Maybe she had me there. Or maybe not. Like that lion in the jungle, my natural habitat was still on a college campus, in front of students. “One thing I’ve learned,” I told Jai, “is that when parents tell children things, it doesn’t hurt to get some external validation. If I can get an audience to laugh and clap at the right time, maybe that would add gravitas to what I’m telling the kids.”
Jai smiled at me, her dying showman, and finally relented. She knew I’d been yearning to find ways to leave a legacy for the kids. Okay. Perhaps this lecture could be an avenue for that.

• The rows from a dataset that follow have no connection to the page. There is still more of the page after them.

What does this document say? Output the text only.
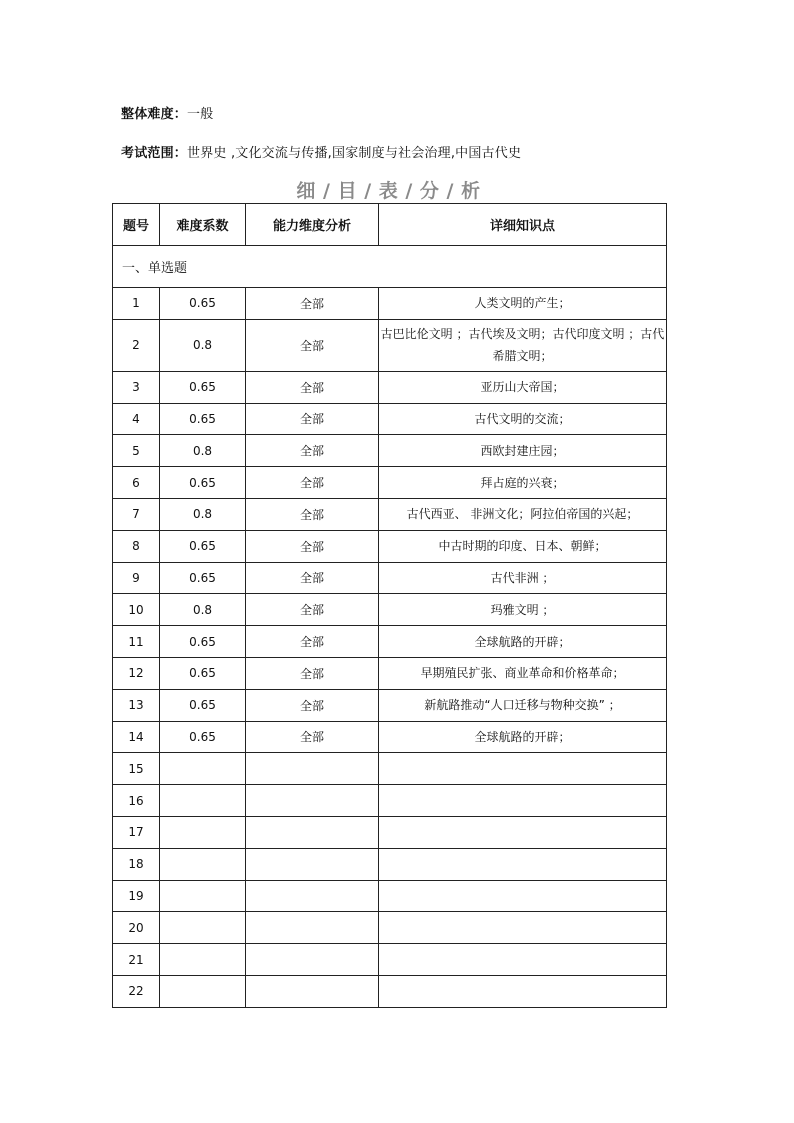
整体难度：一般
考试范围：世界史 ,文化交流与传播,国家制度与社会治理,中国古代史
细 / 目 / 表 / 分 / 析
题号	难度系数	能力维度分析	详细知识点
一、单选题			
1	0.65	全部	人类文明的产生；
2	0.8	全部	古巴比伦文明 ；古代埃及文明；古代印度文明 ；古代希腊文明；
3	0.65	全部	亚历山大帝国；
4	0.65	全部	古代文明的交流；
5	0.8	全部	西欧封建庄园；
6	0.65	全部	拜占庭的兴衰；
7	0.8	全部	古代西亚、 非洲文化；阿拉伯帝国的兴起；
8	0.65	全部	中古时期的印度、日本、朝鲜；
9	0.65	全部	古代非洲 ；
10	0.8	全部	玛雅文明 ；
11	0.65	全部	全球航路的开辟；
12	0.65	全部	早期殖民扩张、商业革命和价格革命；
13	0.65	全部	新航路推动“人口迁移与物种交换” ；
14	0.65	全部	全球航路的开辟；
15			
16			
17			
18			
19			
20			
21			
22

And so, with Jai’s green light, I had a challenge before me. How could I turn this academic talk into something that would resonate with our kids a decade or more up the road?

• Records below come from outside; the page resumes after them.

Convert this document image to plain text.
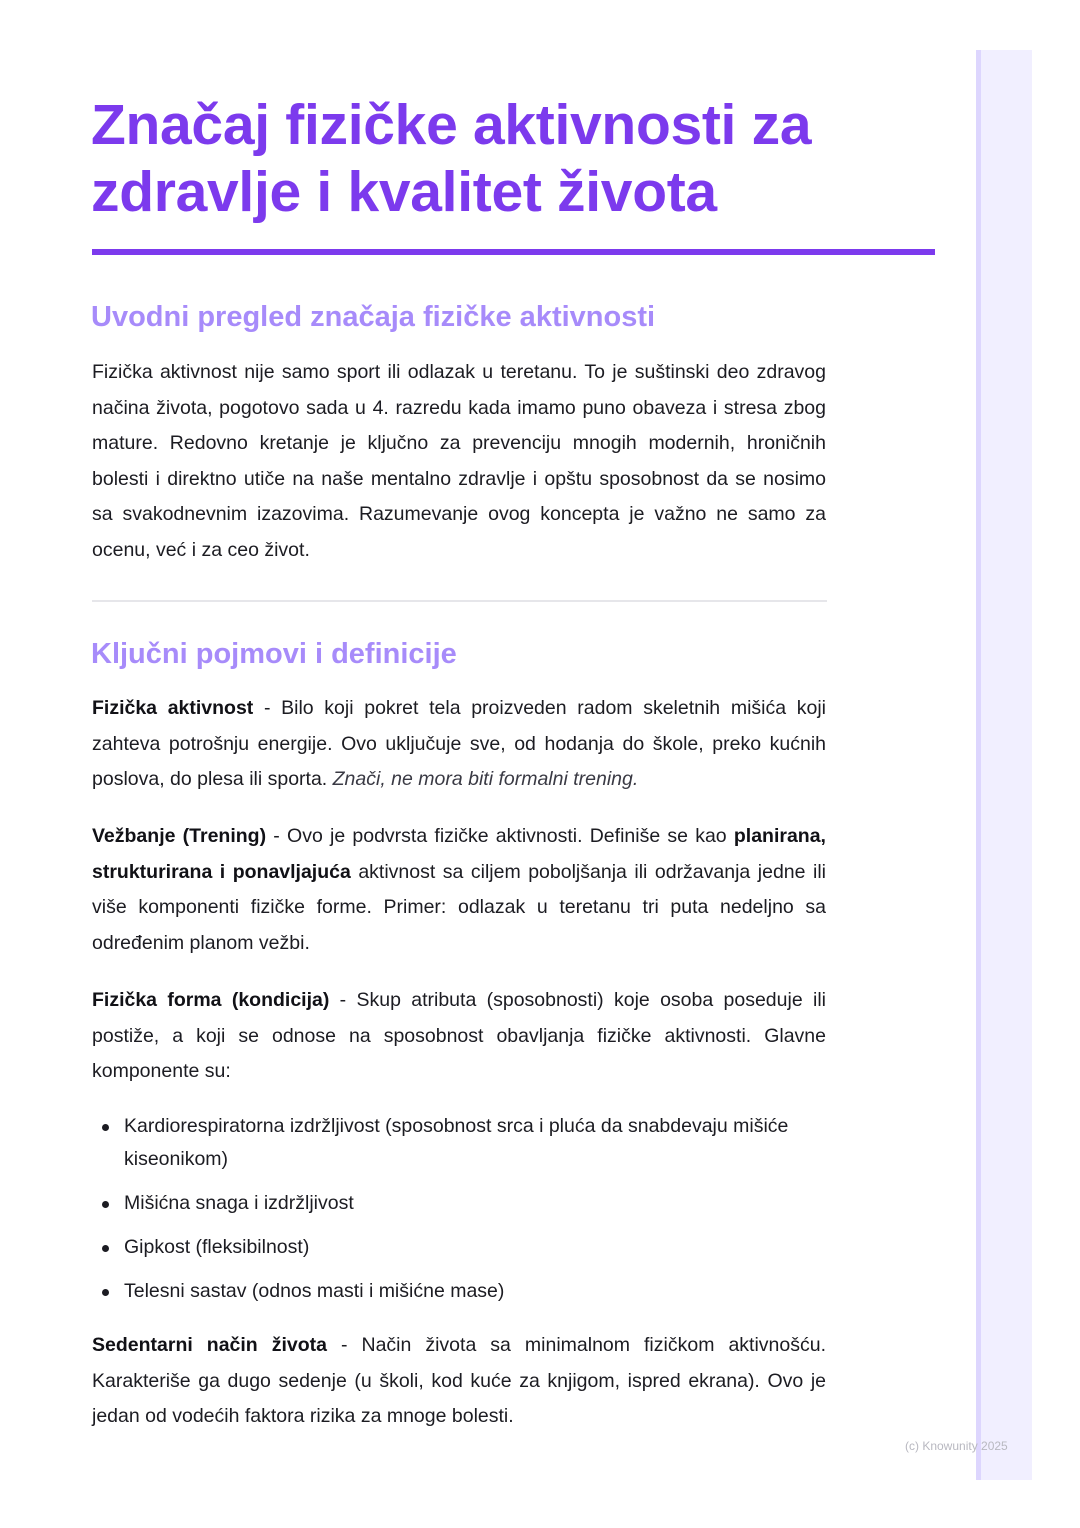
Značaj fizičke aktivnosti za zdravlje i kvalitet života
Uvodni pregled značaja fizičke aktivnosti

Fizička aktivnost nije samo sport ili odlazak u teretanu. To je suštinski deo zdravog načina života, pogotovo sada u 4. razredu kada imamo puno obaveza i stresa zbog mature. Redovno kretanje je ključno za prevenciju mnogih modernih, hroničnih bolesti i direktno utiče na naše mentalno zdravlje i opštu sposobnost da se nosimo sa svakodnevnim izazovima. Razumevanje ovog koncepta je važno ne samo za ocenu, već i za ceo život.

Ključni pojmovi i definicije

Fizička aktivnost - Bilo koji pokret tela proizveden radom skeletnih mišića koji zahteva potrošnju energije. Ovo uključuje sve, od hodanja do škole, preko kućnih poslova, do plesa ili sporta. Znači, ne mora biti formalni trening.

Vežbanje (Trening) - Ovo je podvrsta fizičke aktivnosti. Definiše se kao planirana, strukturirana i ponavljajuća aktivnost sa ciljem poboljšanja ili održavanja jedne ili više komponenti fizičke forme. Primer: odlazak u teretanu tri puta nedeljno sa određenim planom vežbi.

Fizička forma (kondicija) - Skup atributa (sposobnosti) koje osoba poseduje ili postiže, a koji se odnose na sposobnost obavljanja fizičke aktivnosti. Glavne komponente su:

Kardiorespiratorna izdržljivost (sposobnost srca i pluća da snabdevaju mišiće kiseonikom)
Mišićna snaga i izdržljivost
Gipkost (fleksibilnost)
Telesni sastav (odnos masti i mišićne mase)

Sedentarni način života - Način života sa minimalnom fizičkom aktivnošću. Karakteriše ga dugo sedenje (u školi, kod kuće za knjigom, ispred ekrana). Ovo je jedan od vodećih faktora rizika za mnoge bolesti.

(c) Knowunity 2025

I knew for sure that I didn’t want the lecture to focus on my cancer. My medical saga was what it was, and I’d already been over it and over it. I had little interest in giving a discourse on, say, my insights into how I coped with the disease, or how it gave me new perspectives. Many people might expect the talk to be about dying. But it had to be about living.
That was the question I felt compelled to address. Maybe answering that would help me figure out what to say. I was sitting with Jai in a doctor’s waiting room at Johns Hopkins, awaiting yet another pathology report, and I was bouncing my thoughts off her.
“Cancer doesn’t make me unique,” I said. There was no arguing that. More than 37,000 Americans a year are diagnosed with pancreatic cancer alone.
I thought hard about how I defined myself: as a teacher, a computer scientist, a husband, a father, a son, a brother, a mentor to my students. Those were all roles I valued. But did any of those roles really set me apart?
Though I’ve always had a healthy sense of self, I knew this lecture needed more than just bravado. I asked myself: “What do I, alone, truly have to offer?”